Figure 1. Algorithm for making therapeutic decisions based solely upon neurologic findings or changes in neurologic status.

Hypernatremia can cause changes in osmolality that is damaging to the neurons. Rapid correction of hypernatremia is equally as detrimental. Hypernatremia is treated with sodium containing fluids and lowered very slowly over several days. The use of sodium wasting diuretics and ADH may be warranted. Serum magnesium concentrations should be maintained within a normal range for the species.

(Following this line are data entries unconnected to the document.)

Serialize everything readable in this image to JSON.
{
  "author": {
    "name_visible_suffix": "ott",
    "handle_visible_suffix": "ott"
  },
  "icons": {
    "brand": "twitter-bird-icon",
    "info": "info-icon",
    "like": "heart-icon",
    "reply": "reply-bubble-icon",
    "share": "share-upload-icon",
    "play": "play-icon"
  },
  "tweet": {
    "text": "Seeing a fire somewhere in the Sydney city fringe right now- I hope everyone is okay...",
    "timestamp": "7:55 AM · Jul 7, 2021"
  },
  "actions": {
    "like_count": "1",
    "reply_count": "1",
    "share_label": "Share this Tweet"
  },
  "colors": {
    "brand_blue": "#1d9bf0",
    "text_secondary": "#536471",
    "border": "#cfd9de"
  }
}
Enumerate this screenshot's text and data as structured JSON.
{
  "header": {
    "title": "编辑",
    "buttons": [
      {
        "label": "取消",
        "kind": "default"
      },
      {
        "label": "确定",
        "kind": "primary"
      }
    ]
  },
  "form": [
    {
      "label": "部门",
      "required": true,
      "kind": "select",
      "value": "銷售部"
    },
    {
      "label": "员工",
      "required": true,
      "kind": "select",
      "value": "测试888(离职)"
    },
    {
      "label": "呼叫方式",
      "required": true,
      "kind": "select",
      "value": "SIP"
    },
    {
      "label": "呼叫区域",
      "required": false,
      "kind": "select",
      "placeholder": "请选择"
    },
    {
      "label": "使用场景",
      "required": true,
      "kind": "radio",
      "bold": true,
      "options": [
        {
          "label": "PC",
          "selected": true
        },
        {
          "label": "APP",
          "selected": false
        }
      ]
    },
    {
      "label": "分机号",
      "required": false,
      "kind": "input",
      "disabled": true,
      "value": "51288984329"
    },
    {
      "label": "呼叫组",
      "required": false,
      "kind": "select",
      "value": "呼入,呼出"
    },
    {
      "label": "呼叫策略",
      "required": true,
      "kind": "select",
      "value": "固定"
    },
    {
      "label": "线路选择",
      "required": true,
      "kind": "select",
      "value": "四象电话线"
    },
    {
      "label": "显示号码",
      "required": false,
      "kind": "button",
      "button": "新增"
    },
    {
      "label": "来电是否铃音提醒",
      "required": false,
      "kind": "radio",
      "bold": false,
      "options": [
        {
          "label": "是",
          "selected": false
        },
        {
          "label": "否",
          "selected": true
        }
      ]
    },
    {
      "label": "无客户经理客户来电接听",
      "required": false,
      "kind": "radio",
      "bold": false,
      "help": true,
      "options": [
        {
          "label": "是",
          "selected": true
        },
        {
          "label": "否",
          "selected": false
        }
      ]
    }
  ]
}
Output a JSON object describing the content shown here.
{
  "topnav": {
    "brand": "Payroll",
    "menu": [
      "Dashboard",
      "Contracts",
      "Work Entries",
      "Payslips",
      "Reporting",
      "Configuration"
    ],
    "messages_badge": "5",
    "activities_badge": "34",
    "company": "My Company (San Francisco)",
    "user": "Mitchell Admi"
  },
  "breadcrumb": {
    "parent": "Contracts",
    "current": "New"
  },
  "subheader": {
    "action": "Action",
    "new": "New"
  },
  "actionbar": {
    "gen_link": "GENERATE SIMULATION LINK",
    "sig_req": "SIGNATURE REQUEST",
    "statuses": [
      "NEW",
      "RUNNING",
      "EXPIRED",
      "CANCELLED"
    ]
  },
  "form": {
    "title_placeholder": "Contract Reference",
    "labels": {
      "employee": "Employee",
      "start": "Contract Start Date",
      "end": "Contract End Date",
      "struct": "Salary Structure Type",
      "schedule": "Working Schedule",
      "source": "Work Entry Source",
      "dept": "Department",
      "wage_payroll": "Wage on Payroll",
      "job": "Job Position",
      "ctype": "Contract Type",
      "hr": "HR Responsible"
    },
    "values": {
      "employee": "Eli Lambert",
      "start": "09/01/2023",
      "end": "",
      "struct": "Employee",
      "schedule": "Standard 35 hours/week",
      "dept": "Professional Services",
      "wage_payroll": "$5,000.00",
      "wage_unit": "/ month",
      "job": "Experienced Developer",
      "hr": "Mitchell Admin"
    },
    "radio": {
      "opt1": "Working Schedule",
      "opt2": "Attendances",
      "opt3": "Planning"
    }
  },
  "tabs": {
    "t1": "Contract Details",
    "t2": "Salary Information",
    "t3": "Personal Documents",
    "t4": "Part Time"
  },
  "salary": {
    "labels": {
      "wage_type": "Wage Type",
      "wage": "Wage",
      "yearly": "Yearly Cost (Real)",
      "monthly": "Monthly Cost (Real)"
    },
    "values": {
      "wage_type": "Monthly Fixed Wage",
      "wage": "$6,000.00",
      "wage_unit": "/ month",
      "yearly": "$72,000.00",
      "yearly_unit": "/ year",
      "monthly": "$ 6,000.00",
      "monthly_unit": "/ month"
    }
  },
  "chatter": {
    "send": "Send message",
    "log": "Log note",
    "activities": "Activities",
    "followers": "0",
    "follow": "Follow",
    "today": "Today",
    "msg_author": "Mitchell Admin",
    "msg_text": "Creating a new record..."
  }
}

Reduction of cerebral blood volume is done by reducing CBF or by facilitating cerebral venous drainage. Endotracheal intubation and mechanical ventilation ensure that hypoxemia and hypercarbia are not contributing to an increase in CBF. The PaO2 is maintained above 60 mmHg. Cerebral vasodilation is minimized keeping the PaC02 between 30-40 mmHg. Intubation with coughing has been shown to increase the ICP. To offset this, IV lidocaine is suggested at 0.75 mg/kg (decreases CBF). Adequate sedation and analgesia will reduce CMRO2 and CBF. Narcotics are required for analgesia and for long term intubation, narcotics and pentobarbital can be used or narcotic and neuromuscular blockade. Extubation with subsequent coughing will elevate ICP. Prior to extubation, lidocaine should be repeated IV and ¼ of the narcotic antagonist dosage given. Once the tube is out, the rest of the antagonist can be given. Head position, head elevation and ensuring patency of the jugular veins are important contibuting factors.

Animals and human with hyperglycemia and brain injury have a worsened prognosis for neurologic recovery. The blood glucose should be maintained between 120-180 mg/dl. There is evidence that a glucose concentration of > 200 mg/dl can be detrimental to recovery. If hyperglycemia is present after fluid and blood pressure resuscitation, a CRI of regular insulin (0.25 – 1.0 unit/kg/day) may be required to keep the glucose within the optimal range. iii. Reduction of cerebral spinal fluid volume can be done mechanically through dehydration or CSF withdrawal through intraventricular catheters. Dehydration is not recommended. Drugs such as furosemide, acetazolamide and digoxin reduce CSF production. Furosemide at 0.75 mg/kg tid IV has been used.